Comfrey also contains vitamins and minerals such as vitamin C, B vitamins, cell protective antioxidants and minerals such as calcium and magnesium to support healthy bones and tissues [vii]
Health of the Skin:
The aforementioned compound contained in comfrey, allantoin, has been used in the treatment of skin ulcers and skin scarring. A study highlighted the improvement in skin elasticity from application of allantoin. This compound was also said to have hydrating and moisturising effects on skin [viii]. Evidence from the journal Complementary Therapies in Medicine supports use of comfrey topical ointment for its beneficial effects on abrasion wounds as well as venous leg ulcers.
Naturally occurring allantoin as found in Comfrey [ix] may reduce abnormal thickening of the skin caused by a condition known as hyperkeratinisation; denoting to excess production of keratin and the subsequent compromised structure of the barrier function [x].
Allantoin interacts with the skin’s keratin to thin out an abnormal, thick stratum corneum, and this is the reason that allantoin is known for leaving skin feeling smooth [xi].
Pregnancy and Breastfeeding: Comfrey is not safe to take by mouth or applied to the skin if you are pregnant or breastfeeding. The active components in comfrey might cause birth defects, these components can also be absorbed through the skin.
Liver disease: There is a concern that comfrey might make liver disease worse. Do not use comfrey in cases of liver disease.
Medications that have actions on the liver:
Taking comfrey along with medication that might harm the liver can increase the risk of liver damage. Do not take comfrey if you are taking a medication that can harm the liver. There are many drugs which may have negative actions on the liver, please consult with your prescribing doctor prior to taking comfrey.

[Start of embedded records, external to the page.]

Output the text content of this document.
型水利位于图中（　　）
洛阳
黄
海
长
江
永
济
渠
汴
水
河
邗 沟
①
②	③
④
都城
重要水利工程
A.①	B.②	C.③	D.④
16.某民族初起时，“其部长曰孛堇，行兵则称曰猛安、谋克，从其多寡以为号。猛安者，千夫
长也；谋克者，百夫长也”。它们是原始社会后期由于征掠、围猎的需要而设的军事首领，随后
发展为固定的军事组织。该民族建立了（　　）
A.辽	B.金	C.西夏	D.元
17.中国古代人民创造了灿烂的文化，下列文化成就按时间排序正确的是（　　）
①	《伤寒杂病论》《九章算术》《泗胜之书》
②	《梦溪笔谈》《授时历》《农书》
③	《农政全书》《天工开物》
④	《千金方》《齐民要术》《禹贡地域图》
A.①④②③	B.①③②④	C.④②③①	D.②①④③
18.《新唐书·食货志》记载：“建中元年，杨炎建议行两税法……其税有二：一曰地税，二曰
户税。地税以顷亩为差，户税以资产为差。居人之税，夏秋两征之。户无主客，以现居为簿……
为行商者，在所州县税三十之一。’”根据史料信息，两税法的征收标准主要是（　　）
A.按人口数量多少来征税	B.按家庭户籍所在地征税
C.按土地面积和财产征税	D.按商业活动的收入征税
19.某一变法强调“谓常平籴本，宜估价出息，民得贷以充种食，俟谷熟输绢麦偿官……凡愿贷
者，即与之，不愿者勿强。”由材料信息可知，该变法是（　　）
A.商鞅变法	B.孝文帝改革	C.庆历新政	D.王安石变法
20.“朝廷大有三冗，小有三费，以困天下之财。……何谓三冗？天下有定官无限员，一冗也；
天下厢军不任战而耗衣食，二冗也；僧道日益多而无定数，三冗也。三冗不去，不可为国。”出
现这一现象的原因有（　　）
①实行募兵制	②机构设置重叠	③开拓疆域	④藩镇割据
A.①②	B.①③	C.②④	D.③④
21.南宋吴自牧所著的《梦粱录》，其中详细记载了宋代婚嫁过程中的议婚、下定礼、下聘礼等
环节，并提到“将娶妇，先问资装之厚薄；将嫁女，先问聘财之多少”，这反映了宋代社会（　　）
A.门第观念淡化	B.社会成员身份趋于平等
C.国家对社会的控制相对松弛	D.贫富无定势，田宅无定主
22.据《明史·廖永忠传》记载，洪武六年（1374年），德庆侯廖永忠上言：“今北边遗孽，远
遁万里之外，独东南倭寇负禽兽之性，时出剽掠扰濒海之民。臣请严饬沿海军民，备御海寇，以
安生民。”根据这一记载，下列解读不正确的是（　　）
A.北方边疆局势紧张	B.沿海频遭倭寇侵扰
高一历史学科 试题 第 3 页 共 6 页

Medications that increase break down of other medications by the liver:
Cytochrome P450 3A4 (CYP3A4) inducers interact with comfrey. Comfrey is broken down by the liver. Some substances which form when the liver breaks down comfrey can be harmful to the body. Medications that cause the liver to break down comfrey might increase the toxic effects of chemicals contained in comfrey. Please consult with your prescribing doctor prior to taking comfrey.